Si la pandemia se está haciendo larga para todo el mundo, para las entidades todavía más. Pero la luz al final del túnel ya se ve: después del verano se empezará a recuperar la vida asociativa dentro de la red de equipamientos comunitarios –ateneos, casales de barrio y casales de gente mayor– donde desarrollan su actividad decenas de entidades y donde se hicieron, en 2019, más de 450 actividades. Desde el mes de junio, en el marco del Plan de Reativació Local, el Ayuntamiento está revisando los edificios para estudiar las medidas necesarias de ventilación y aforo que las conviertan en espacios seguros. En equipamientos donde no se podían garantizar las medidas, como el de la calle de Ferran y Clua –donde tiene la sede la Associación Hospital-Roca–, se ha aprovechado para hacer una reforma integral.
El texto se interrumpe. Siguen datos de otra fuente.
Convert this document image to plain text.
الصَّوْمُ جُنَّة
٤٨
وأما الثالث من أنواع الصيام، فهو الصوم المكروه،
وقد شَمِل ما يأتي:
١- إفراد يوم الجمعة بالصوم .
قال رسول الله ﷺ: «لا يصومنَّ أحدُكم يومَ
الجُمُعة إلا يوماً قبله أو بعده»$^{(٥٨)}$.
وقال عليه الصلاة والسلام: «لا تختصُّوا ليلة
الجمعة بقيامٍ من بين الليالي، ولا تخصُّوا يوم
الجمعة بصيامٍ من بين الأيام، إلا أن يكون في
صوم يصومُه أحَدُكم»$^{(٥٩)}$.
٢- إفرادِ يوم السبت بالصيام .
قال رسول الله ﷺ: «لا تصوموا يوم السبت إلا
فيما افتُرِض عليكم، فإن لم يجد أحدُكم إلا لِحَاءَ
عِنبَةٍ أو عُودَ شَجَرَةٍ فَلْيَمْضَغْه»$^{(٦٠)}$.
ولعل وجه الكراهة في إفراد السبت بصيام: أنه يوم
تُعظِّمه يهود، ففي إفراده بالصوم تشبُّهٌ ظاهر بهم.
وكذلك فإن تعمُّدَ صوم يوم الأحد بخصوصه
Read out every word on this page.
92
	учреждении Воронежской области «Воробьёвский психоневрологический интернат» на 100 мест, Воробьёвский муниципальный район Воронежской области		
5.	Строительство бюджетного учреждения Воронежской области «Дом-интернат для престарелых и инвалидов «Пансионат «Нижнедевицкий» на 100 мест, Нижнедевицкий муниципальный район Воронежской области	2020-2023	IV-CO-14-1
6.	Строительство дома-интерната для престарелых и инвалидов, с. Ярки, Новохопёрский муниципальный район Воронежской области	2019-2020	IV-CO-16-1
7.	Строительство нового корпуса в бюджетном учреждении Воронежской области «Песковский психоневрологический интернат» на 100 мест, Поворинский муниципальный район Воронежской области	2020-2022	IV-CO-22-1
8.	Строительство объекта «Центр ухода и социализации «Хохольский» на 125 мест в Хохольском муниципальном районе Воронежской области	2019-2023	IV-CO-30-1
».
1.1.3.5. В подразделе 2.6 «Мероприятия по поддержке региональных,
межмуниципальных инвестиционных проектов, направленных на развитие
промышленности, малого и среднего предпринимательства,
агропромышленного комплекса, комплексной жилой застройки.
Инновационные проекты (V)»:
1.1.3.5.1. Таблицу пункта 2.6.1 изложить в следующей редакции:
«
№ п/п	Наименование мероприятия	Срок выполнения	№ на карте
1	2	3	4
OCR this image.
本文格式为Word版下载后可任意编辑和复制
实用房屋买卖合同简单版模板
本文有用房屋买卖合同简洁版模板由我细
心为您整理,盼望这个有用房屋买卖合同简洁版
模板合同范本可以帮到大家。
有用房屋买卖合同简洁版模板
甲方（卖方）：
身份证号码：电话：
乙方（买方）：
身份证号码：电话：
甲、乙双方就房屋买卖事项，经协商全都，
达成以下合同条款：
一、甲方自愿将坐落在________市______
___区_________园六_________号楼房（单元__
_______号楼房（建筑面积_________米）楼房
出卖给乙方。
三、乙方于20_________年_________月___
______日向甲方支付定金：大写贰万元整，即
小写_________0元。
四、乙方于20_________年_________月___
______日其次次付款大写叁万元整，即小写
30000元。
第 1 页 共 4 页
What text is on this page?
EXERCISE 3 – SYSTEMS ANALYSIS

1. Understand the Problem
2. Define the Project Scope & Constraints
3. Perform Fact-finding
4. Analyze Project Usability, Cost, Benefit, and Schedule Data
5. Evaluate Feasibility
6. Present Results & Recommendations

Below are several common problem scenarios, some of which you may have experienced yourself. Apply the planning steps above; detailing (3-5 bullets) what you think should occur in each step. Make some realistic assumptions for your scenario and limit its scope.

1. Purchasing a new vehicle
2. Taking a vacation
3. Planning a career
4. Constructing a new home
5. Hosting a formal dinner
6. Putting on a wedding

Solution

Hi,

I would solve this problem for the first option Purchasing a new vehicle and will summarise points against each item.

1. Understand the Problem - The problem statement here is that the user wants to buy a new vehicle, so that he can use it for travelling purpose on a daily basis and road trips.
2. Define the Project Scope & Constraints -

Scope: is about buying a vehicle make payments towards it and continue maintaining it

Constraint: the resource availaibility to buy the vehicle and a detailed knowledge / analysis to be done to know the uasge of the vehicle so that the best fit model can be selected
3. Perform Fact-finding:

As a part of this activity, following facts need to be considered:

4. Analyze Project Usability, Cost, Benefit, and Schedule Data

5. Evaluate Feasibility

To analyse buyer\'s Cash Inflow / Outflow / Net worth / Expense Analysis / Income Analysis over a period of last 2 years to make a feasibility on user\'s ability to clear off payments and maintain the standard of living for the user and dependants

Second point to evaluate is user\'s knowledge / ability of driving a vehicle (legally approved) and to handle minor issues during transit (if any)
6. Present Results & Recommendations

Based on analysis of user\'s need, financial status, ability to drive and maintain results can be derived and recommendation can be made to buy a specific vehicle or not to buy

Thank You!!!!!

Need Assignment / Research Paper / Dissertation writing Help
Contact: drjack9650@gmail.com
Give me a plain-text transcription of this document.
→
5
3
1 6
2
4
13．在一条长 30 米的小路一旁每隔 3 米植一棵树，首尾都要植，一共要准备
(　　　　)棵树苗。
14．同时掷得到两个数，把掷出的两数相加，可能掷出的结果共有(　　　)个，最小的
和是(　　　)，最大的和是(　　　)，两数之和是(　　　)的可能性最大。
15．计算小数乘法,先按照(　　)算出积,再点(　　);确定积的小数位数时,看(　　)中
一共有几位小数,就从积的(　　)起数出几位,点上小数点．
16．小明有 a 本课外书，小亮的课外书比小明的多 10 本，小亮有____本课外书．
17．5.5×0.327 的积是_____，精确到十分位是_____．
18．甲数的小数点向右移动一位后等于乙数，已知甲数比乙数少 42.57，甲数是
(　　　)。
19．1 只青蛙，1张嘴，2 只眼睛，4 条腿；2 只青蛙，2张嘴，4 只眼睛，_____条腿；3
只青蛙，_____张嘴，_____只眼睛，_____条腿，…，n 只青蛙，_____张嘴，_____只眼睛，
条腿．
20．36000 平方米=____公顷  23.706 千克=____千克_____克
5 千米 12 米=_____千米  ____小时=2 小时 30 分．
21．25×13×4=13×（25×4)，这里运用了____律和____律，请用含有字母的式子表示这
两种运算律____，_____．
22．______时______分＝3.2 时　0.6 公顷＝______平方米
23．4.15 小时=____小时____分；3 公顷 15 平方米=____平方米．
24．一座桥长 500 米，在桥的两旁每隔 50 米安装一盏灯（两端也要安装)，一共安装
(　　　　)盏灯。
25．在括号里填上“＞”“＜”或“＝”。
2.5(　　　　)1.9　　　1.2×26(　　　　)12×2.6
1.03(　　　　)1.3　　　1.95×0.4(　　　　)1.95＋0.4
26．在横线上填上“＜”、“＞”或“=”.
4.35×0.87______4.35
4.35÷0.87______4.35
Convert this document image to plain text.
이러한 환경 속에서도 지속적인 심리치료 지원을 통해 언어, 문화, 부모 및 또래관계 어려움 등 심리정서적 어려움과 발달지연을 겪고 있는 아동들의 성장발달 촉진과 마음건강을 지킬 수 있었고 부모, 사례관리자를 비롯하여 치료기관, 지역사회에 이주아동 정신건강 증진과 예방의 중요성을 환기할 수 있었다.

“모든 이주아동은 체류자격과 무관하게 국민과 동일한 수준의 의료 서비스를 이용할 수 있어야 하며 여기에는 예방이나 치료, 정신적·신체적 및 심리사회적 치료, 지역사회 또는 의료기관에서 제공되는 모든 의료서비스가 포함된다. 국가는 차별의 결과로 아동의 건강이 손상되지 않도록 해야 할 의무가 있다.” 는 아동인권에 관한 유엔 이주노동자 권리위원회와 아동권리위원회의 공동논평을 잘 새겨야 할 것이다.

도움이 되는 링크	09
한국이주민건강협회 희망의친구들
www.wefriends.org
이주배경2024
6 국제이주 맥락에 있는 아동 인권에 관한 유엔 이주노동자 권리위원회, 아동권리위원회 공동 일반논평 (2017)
Así, se prevé explicar este julio al tejido asociativo como será el retorno a los equipamientos –que se vio frustrado el otoño pasado– y agradecerle la paciencia y la resiliencia.
Otro uso necesario
El principal valor del tejido asociativo, su esencia comunitaria, se ha convertido durante la pandemia en su principal enemigo y lo ha abocado a la práctica inactividad hasta más tarde que cualquier otro sector social en no poder usar los equipamientos, tal como indicaba la Generalitat a través del PROCICAT. En algunos casos, los equipamientos se han destinado a seguir prestando servicios que necesitaban de más espacio a causa de las medidas sanitarias por la pandemia o a nuevos servicios para hacer frente a la COVID. Por ejemplo, se han cedido a la Generalitat para hacer pruebas PCR o para la campaña de vacunación, o han acogido actividades o servicios sobre atención psicológica, apoyo en busca de trabajo, formación y atención a niños y jóvenes. Todos, servicios dirigidos a colectivos afectados por el impacto de la pandemia.
Nuevos servicios adaptados a la pandemia
Este verano, el Ayuntamiento está acompañando a las entidades en la reactivación. Por un lado, se les facilita la obtención del certificado digital para hacer trámites telemáticos y, de la otra, se ofrece un asesoramiento integral individualizado sobre dudas derivadas de la afectación de la pandemia a la gestión y la actividad asociativa, que sustituye las acciones formativas grupales que se hacían antes. Además, después del verano se potenciarán las capacidades digitales del tejido asociativo y se estrenarán servicios para facilitar las reuniones.